Identification and molecular characterization of a m5 muscarinic receptor in A2058 human melanoma cells. Coupling to inhibition of adenylyl cyclase and stimulation of phospholipase A2.

We report the identification and biochemical characterization of an endogenous m5 muscarinic acetylcholine receptor (mAChR) in the A2058 human melanoma cell line. This is the first demonstration of a m5AChR outside the central nervous system. The unusual effector coupling of this endogenous m5AChR is presented. The coding region amplified by polymerase chain reaction was identical to the known m5AChR sequence. Binding studies indicated a Kd of 99 +/- 6 pM and a Bmax of 45 +/- 4 fmol/mg membrane protein. This m5AChR coupled to stimulation of arachidonic acid release and to a 50% inhibition of forskolin-stimulated cAMP accumulation.
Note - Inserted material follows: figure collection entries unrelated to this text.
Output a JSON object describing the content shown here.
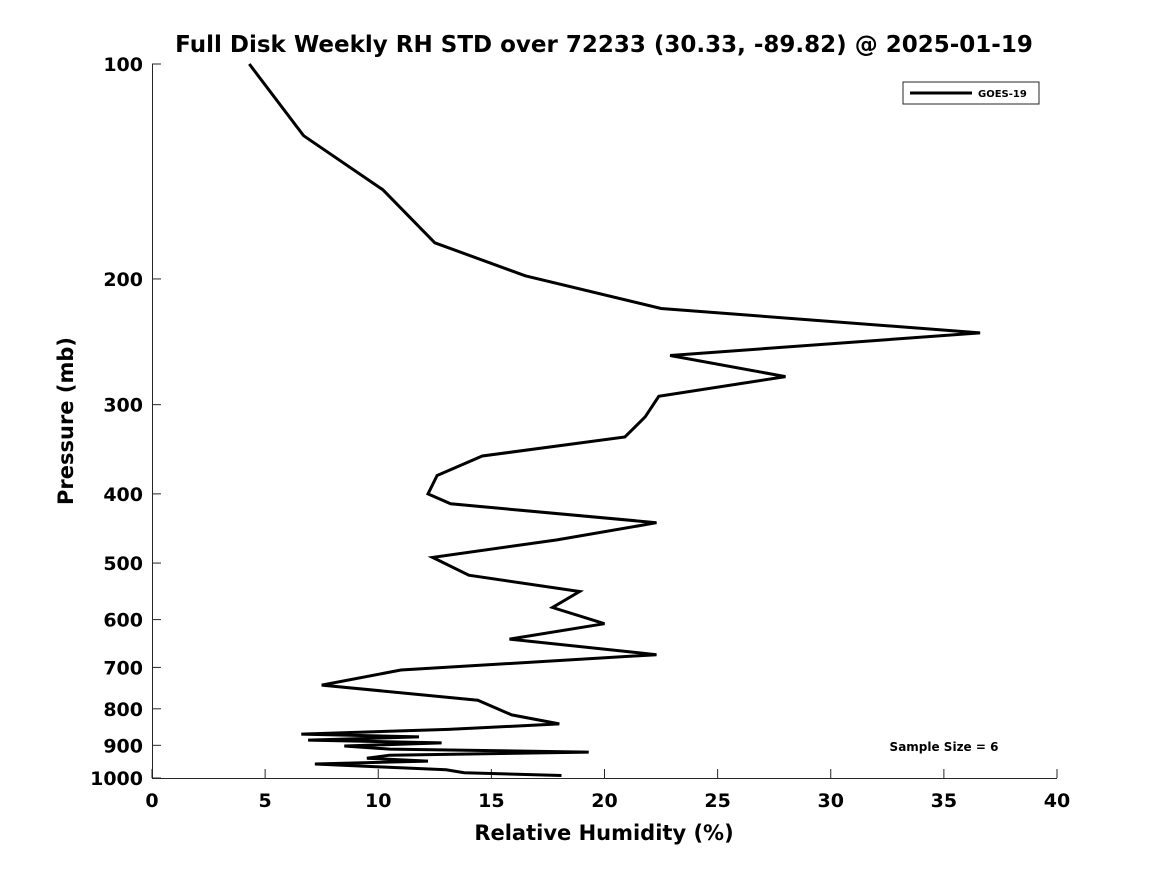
{
  "chart_data": {
    "type": "line",
    "title": "Full Disk Weekly RH STD over 72233 (30.33, -89.82) @ 2025-01-19",
    "xlabel": "Relative Humidity (%)",
    "ylabel": "Pressure (mb)",
    "xlim": [
      0,
      40
    ],
    "ylim": [
      100,
      1000
    ],
    "y_scale": "log",
    "y_reversed": true,
    "x_ticks": [
      0,
      5,
      10,
      15,
      20,
      25,
      30,
      35,
      40
    ],
    "y_ticks": [
      100,
      200,
      300,
      400,
      500,
      600,
      700,
      800,
      900,
      1000
    ],
    "legend": {
      "placement": "top-right"
    },
    "annotation": "Sample Size = 6",
    "series": [
      {
        "name": "GOES-19",
        "color": "#000000",
        "points": [
          [
            4.3,
            100
          ],
          [
            6.7,
            126
          ],
          [
            10.2,
            150
          ],
          [
            12.5,
            178
          ],
          [
            16.5,
            198
          ],
          [
            22.5,
            220
          ],
          [
            36.6,
            238
          ],
          [
            22.9,
            256
          ],
          [
            28.0,
            274
          ],
          [
            22.4,
            292
          ],
          [
            21.8,
            312
          ],
          [
            20.9,
            333
          ],
          [
            14.6,
            354
          ],
          [
            12.6,
            377
          ],
          [
            12.2,
            400
          ],
          [
            13.2,
            413
          ],
          [
            22.3,
            439
          ],
          [
            17.9,
            464
          ],
          [
            12.4,
            491
          ],
          [
            14.0,
            520
          ],
          [
            18.9,
            548
          ],
          [
            17.7,
            577
          ],
          [
            20.0,
            608
          ],
          [
            15.8,
            639
          ],
          [
            22.3,
            672
          ],
          [
            11.0,
            706
          ],
          [
            7.5,
            741
          ],
          [
            14.4,
            778
          ],
          [
            15.9,
            816
          ],
          [
            18.0,
            840
          ],
          [
            13.1,
            855
          ],
          [
            6.6,
            868
          ],
          [
            11.8,
            876
          ],
          [
            6.9,
            885
          ],
          [
            12.8,
            893
          ],
          [
            8.5,
            902
          ],
          [
            10.5,
            911
          ],
          [
            19.3,
            920
          ],
          [
            10.5,
            929
          ],
          [
            9.5,
            938
          ],
          [
            12.2,
            947
          ],
          [
            7.2,
            956
          ],
          [
            10.2,
            965
          ],
          [
            13.0,
            974
          ],
          [
            13.8,
            983
          ],
          [
            18.1,
            992
          ]
        ]
      }
    ]
  }
}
The inhibition of cAMP production was insensitive to pertussis toxin treatment, but was dependent upon extracellular calcium. In contrast to the odd mAChR pattern, no cAMP was produced in response to carbachol (CC) stimulation. Moreover, no release of inositol phosphates could be measured after CC treatment despite the presence of at least 2 phospholipase C isoforms in A2058 cells. CC-stimulated arachidonic acid release (EC50 = 17.8 +/- 0.1 microM) was dependent upon external Ca2+, with marked reduction after coincubation with EGTA, Co2+, or high doses of verapamil (IC50 = 166 microM) or diltiazem (IC50 = 243 microM). Brief exposure to phorbol 12-myristate 13-acetate augmented CC-stimulated arachidonic acid release, whereas prolonged phorbol 12-myristate 13-acetate treatment resulted in down-regulation of release. Activation of the m5AChR resulted in Ca2+ influx that was attenuated by muscarinic antagonism and removal of extracellular Ca2+. A2058 cells exposed to CC had no alteration of cell shape or growth potential in monolayer culture, however, a statistically significant reduction in density-independent growth was observed over the range of CC concentrations from 0.1 to 100 microM. This endogenous m5AChR has a novel signal transduction coupling profile and receptor activation reduces clonogenic potential.